In certain respects the health of the urban population began to improve as a result of a number of changes occurring after 1890.

  • The Public Health Act 1890, though it did not introduce many new principles, was more effective than previous legislation in ensuring that towns took responsibility for the basic provision of pure water supply and proper sanitary conditions.  The Housing Act 1890 placed emphasis on slum clearance, a programme that was only really beginning to have an effect by 1914.
  • The development of town planning began to stress environmental considerations that influenced the layout of some suburban developments and created a healthier environment. This only had an effect if individuals were able to move from the inner-city areas to the new garden suburbs.
  • Advances in medical knowledge and technology began to make real inroads into diseases that had been barely understood in 1830.
  • The development of a state welfare policy towards health created a buffer that prevented some of the worst impacts of disease in family life. The impact of the embryonic welfare state was patchy before 1914. In 1911 Lloyd George introduced the first national medical insurance scheme that was intended, in part, to replace schemes previously run by individual friendly societies.
  • General increases in standards of living and especially improvements in diet and nutrition throughout most of the population led to greater resistance to disease and lower mortality.

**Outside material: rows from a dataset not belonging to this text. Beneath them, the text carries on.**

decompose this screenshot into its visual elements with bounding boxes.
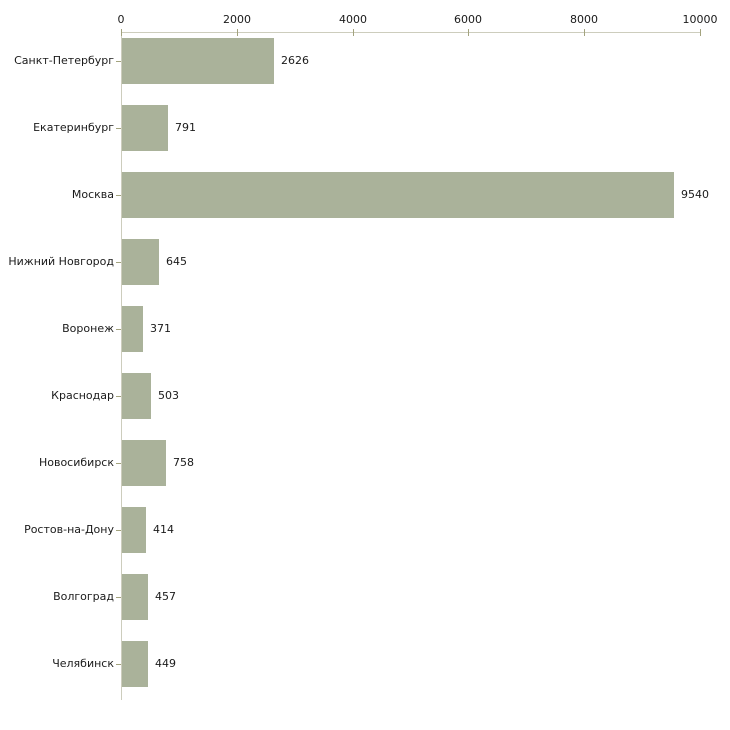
x-tick-label: 10000 bbox=[682, 13, 718, 26]
y-tick-mark bbox=[116, 61, 121, 62]
bar bbox=[122, 507, 146, 553]
category-label: Москва bbox=[71, 188, 114, 201]
value-label: 457 bbox=[155, 590, 176, 603]
y-tick-mark bbox=[116, 530, 121, 531]
value-label: 791 bbox=[175, 121, 196, 134]
value-label: 503 bbox=[158, 389, 179, 402]
bar bbox=[122, 373, 151, 419]
value-label: 758 bbox=[173, 456, 194, 469]
value-label: 449 bbox=[155, 657, 176, 670]
category-label: Екатеринбург bbox=[33, 121, 114, 134]
bar bbox=[122, 239, 159, 285]
category-label: Нижний Новгород bbox=[8, 255, 114, 268]
y-axis-line bbox=[121, 32, 122, 700]
y-tick-mark bbox=[116, 664, 121, 665]
category-label: Челябинск bbox=[52, 657, 114, 670]
x-tick-mark bbox=[121, 29, 122, 36]
y-tick-mark bbox=[116, 463, 121, 464]
bar bbox=[122, 641, 148, 687]
category-label: Краснодар bbox=[51, 389, 114, 402]
y-tick-mark bbox=[116, 329, 121, 330]
category-label: Ростов-на-Дону bbox=[24, 523, 114, 536]
category-label: Санкт-Петербург bbox=[14, 54, 114, 67]
value-label: 414 bbox=[153, 523, 174, 536]
y-tick-mark bbox=[116, 128, 121, 129]
x-tick-label: 6000 bbox=[454, 13, 482, 26]
x-tick-mark bbox=[584, 29, 585, 36]
x-tick-label: 8000 bbox=[570, 13, 598, 26]
value-label: 2626 bbox=[281, 54, 309, 67]
x-tick-mark bbox=[468, 29, 469, 36]
bar bbox=[122, 440, 166, 486]
y-tick-mark bbox=[116, 262, 121, 263]
y-tick-mark bbox=[116, 597, 121, 598]
bar bbox=[122, 38, 274, 84]
x-tick-mark bbox=[700, 29, 701, 36]
category-label: Волгоград bbox=[53, 590, 114, 603]
bar bbox=[122, 306, 143, 352]
x-tick-mark bbox=[237, 29, 238, 36]
x-tick-label: 0 bbox=[117, 13, 125, 26]
x-tick-label: 2000 bbox=[223, 13, 251, 26]
value-label: 371 bbox=[150, 322, 171, 335]
x-tick-label: 4000 bbox=[339, 13, 367, 26]
value-label: 9540 bbox=[681, 188, 709, 201]
x-axis-line bbox=[121, 32, 701, 33]
value-label: 645 bbox=[166, 255, 187, 268]
y-tick-mark bbox=[116, 195, 121, 196]
bar bbox=[122, 172, 674, 218]
bar bbox=[122, 574, 148, 620]
y-tick-mark bbox=[116, 396, 121, 397]
bar bbox=[122, 105, 168, 151]
category-label: Новосибирск bbox=[38, 456, 114, 469]
category-label: Воронеж bbox=[62, 322, 114, 335]
x-tick-mark bbox=[353, 29, 354, 36]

There had been some improvement in the quality of life for those living in urban communities between 1830 and 1914. However, the major determinant of health was still social class: the working class as a whole were less healthy than the middle class.

[1] On health see G.M. Howe Man, environment and disease in Britain, Penguin, 1976 and R. Woods and J. Woodward (eds.) Urban disease and mortality in nineteenth-century England, Batsford, 1984. F.B. Smith The People's Health 1830-1910, Croom Helm, 1979 is a valuable study of social problems and the limited resources of nineteenth century medicine.